Bom, acima falei das limitações de entidades públicas explorar plenamente os potenciais econômicos dos objetos de concessão. Mas também apontaria para uma necessidade de desenvolvimento industrial. O uso recorrente de concessões à iniciativa privada poderia (e ao meu ver, teria de) estar inserido em uma política mais consistente de desenvolvimento de um setor nacional de financiamento, construção e operação de infra-estruturas. Especialmente em um país tão “sem marcas nacionais”, com riscos  a se reduzir de novo a um fazendão no mercado internacional, os investimentos em infra-estrutura constituem um espaço não desprezível de desenvolvimento tecnológico, industrial e de exportação de serviços (que o dizam os espanhóis e franceses). Queremos deixar tudo isso para os gringos?

Um outro fator a favor da iniciativa privada é que essa opção poderia ser vinculada a uma política do desenvolvimento nacional do mercado de capitais, tão preso a poucas opções reais, não especulativas. Aliás, um dos malfeitos menos discutidos da política de privatização e de concessão da era fernandina é a permissão que empresas públicas, antes de capital aberto e verdadeiros blue-chips nas nossas bolsas, pudessem ter seu capital fechado depois da privatização. Ou seja, investir nas empresas antes nacionais, hoje só é possível via Nova York (claro, algumas permaneceram com o capital aberto, como a Vale; mas muitas tiveram o capital fechado)! Que grande contribuição para o desenvolvimento do capitalismo tupiniquim!!!

Esse nacionalismo não implica, claro, que devemos fechar nosso mercado de serviços e de infra-estruturas públicos.
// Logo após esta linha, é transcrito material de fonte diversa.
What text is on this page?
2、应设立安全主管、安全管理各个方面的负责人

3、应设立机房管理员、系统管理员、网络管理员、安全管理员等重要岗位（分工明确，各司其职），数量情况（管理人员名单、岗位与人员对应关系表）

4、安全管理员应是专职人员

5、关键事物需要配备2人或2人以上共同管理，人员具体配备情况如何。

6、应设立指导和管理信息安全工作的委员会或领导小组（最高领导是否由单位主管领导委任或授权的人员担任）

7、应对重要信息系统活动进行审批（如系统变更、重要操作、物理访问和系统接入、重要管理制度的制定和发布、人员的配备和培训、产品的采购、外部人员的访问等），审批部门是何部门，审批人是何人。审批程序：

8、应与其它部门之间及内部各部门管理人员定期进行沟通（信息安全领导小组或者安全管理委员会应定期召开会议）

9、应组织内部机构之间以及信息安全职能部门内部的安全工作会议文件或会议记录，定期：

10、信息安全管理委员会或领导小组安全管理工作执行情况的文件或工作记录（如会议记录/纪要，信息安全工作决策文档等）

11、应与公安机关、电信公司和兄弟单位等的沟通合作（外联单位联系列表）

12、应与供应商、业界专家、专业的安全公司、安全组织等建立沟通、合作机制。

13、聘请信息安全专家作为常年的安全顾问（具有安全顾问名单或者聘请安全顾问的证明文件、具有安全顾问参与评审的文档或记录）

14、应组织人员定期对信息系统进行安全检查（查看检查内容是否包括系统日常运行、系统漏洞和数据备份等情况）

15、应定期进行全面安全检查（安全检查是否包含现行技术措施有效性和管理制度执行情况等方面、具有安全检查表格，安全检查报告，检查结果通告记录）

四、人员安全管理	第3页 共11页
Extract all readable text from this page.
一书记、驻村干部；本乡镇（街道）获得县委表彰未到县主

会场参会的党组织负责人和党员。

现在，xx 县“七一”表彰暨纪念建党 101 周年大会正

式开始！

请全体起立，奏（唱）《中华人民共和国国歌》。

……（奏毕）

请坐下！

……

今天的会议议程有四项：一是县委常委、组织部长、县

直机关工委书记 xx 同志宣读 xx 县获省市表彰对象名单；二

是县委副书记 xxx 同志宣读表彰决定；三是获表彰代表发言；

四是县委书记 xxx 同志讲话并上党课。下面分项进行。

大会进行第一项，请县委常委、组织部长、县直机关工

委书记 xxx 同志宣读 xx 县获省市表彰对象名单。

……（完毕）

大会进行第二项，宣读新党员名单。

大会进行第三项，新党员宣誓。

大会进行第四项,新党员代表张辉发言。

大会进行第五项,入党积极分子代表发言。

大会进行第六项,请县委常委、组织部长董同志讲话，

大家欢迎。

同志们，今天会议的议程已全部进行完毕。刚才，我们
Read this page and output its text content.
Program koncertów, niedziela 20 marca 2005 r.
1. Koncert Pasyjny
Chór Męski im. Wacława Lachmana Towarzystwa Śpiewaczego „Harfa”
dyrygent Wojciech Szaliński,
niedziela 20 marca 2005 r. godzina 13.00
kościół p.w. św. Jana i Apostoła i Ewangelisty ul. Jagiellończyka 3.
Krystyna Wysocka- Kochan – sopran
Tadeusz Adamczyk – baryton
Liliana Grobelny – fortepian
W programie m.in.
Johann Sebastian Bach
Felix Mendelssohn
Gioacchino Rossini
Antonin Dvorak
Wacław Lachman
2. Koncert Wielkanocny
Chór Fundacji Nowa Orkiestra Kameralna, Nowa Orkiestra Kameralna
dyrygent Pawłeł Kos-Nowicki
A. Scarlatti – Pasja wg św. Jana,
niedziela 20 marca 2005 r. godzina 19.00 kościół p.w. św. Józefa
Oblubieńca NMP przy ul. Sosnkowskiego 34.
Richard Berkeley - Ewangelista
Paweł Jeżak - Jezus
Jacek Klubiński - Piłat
Pois esse mercado pode servir também para ajudar o nosso equilíbrio de balanço de pagamentos, por intermédio de maciços influxos de (bom) capital estrangeiro, que aqui viria não apenas para sobrevalorizar nossa moeda e nos deixar mal na exportação de bens industrializados, mas também e sobretudo para realizar investimentos de nosso interesse.

A inserção do investimento estrangeiro também poderia aportar know-how não apenas na técnica contratual e na Engenharia Financeira, mas também na área técnica de projetos e de construção. Mas, claro, essa inserção teria de ser guiada pelos interesses nacionais e não pelo apetite descontrolado dos fundos globais de investimento e das empreiteiras e fabricantes de equipamentos de fora. Além disso, a competição externa colocaria um limite à oligopolização das nossas obras públicas por um grupo reduzido de empreiteiros e os obrigaria a melhorar sua competitividade para poderem sobreviver.

Mas voltemos para a questão do mercado de capitais, do que nosso desenvolvimento econômico tanto precisa, se não quisermos ficar dependentes das fontes fiscais e parafiscais e do capital externo. Para tal, olhemos um pouco sobre o nosso dinheirinho.

Aliás, o dinheiro é de quem?

Vale lembrar que o capital dito privado para investimentos em infra-estrutura não é tão privado assim. Primeiramente, os fundos para-fiscais são os que via-de-regra, avançam o capital, que será retornado ao banco muito depois (a condições mais generosas ao tomador de empréstimo), quando os usuários produzirem o retorno da empresa com a contribuição do próprio bolso. Ou seja, de privado esse capital tem apenas o dinheirinho dos usuários…

Segundo, mesmo em se tratando de aporte realmente privado de capital, de onde provém esse capital? Dos bancos. E banco tem dinheiro próprio? Na verdade, os bancos criam moeda de crédito a partir do capital de outrem. O capital próprio dos bancos, que existe mais por insistência do Banco Central do que da natureza do próprio negócio, é relativamente pequeno e serve mais como reserva de contigência.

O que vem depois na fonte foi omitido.